Lasciando perdere i commenti degli adulti, voi come giovani, come futuri geometri e artisti, come futuri cittadini, che ne pensate del volume di cemento calato nell’ex area Cotorossi di Borgo Berga, proprio nel punto iniziale del vostro progetto di ricerca “ scuola e territorio? 
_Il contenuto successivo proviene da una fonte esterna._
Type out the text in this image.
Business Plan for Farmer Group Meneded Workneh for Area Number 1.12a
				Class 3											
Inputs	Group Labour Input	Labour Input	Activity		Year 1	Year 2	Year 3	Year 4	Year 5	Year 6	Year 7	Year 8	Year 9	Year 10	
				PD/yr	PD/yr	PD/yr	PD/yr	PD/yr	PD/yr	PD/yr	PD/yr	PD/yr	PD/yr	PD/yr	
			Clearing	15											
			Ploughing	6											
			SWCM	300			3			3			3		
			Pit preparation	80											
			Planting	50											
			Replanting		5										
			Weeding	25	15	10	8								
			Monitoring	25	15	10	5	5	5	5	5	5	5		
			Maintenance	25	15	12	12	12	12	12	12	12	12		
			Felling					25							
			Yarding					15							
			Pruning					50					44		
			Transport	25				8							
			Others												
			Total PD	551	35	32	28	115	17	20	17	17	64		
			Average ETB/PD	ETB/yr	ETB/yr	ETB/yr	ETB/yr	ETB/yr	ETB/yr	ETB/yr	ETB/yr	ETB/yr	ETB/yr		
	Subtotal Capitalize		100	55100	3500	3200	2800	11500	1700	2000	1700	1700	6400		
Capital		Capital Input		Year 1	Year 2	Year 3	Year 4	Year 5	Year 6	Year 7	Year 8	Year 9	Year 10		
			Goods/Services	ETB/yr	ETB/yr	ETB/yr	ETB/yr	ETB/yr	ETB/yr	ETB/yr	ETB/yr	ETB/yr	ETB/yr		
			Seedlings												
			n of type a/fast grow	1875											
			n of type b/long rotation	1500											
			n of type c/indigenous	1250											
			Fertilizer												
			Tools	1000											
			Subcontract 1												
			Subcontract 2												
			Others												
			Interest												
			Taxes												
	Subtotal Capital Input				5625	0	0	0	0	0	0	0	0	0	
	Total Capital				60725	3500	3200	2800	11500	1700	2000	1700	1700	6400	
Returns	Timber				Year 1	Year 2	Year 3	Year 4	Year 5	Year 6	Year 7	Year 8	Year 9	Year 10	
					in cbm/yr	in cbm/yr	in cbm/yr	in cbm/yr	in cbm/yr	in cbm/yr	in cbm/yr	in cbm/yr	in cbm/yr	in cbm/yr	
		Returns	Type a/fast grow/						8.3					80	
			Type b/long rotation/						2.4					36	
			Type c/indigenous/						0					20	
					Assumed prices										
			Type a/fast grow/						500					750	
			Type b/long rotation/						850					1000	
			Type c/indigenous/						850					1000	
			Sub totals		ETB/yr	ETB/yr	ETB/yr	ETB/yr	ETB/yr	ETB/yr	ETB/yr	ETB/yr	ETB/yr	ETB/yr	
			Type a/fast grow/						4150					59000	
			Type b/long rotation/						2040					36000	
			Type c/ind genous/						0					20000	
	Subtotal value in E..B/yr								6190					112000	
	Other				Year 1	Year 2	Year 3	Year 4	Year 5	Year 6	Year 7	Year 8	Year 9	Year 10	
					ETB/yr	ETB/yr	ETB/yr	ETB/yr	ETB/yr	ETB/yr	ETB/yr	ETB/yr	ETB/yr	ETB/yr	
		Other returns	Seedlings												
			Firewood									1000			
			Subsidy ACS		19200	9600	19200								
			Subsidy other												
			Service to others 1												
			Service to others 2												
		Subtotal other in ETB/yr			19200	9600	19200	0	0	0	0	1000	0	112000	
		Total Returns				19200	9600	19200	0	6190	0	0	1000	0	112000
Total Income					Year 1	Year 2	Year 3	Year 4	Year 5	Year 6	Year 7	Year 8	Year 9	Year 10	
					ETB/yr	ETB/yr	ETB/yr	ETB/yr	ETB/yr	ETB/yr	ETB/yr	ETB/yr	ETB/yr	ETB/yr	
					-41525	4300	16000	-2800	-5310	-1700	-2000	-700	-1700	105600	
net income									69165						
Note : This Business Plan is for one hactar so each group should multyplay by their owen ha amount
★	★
Allegato n. 1: Se per approfondire il tema avete bisogno di documentazione giornalistica circa il percorso cronologico che ha accompagnato l’omerico cavallo nell’ “ operazione portaerei a Borgo Berga”, vi mettiamo a disposizione un’antologia ed un escursus storico che sintetizza la storia dell’area ex Cotorossi dal 1875 al 2012. 
Cliccate sul sito del Comitato Borgo Berga: 
http://comitatoborgoberga.blogspot.it/2012/05/luoghi-comuni-ricordi-impatto-proposte.htm 

Allegato n. 2: Nella maggioranza di questi articoli e di questi interventi riportati nell’antologia, colpisce il numero impressionante di interrogativi posti da giornalisti, da consiglieri comunali, da deputati (interrogazione su conflitto di interessi), da avvocati, da urbanisti, da responsabili del patrimonio architettonico e artistico, da operatori del turismo e da cittadini intervenuti a dibattiti pubblici, diretti alle varie Autorità municipali, provinciali, regionali, statali, ai tecnici e anche agli operatori privati. 
Nel sito, ne viene riportato un elenco dei più benevoli. Eccone una sintesi, filtrata attraverso il linguaggio diplomatico che si conviene in questa sede: “E’ stato veramente “sensato” concentrare così tanto cemento e così tante distinte attività e servizi in così ridotto spazio, con dimensioni claustrofobiche degli interni, su una penisoletta tra due fiumi, il tutto tra una ferrovia e un colle, sulla porta stessa della Città, lungo una strettoia molto angusta di strada antica, violando sensibilità e moderazione e con una forte ricaduta sulla qualità di vita della gente?” 
Sarà interessante sapere se durante la vostra ricerca di campo “ scuola e territorio”, sarete riusciti a trovare risposte a qualcuna delle domande elencate nell’allegato n.2, o se invece vi siete imbattuti in ulteriori nuovi interrogativi? 


TERZA SEQUENZA 
Perchè Borgo Berga non diventi un “non luogo” 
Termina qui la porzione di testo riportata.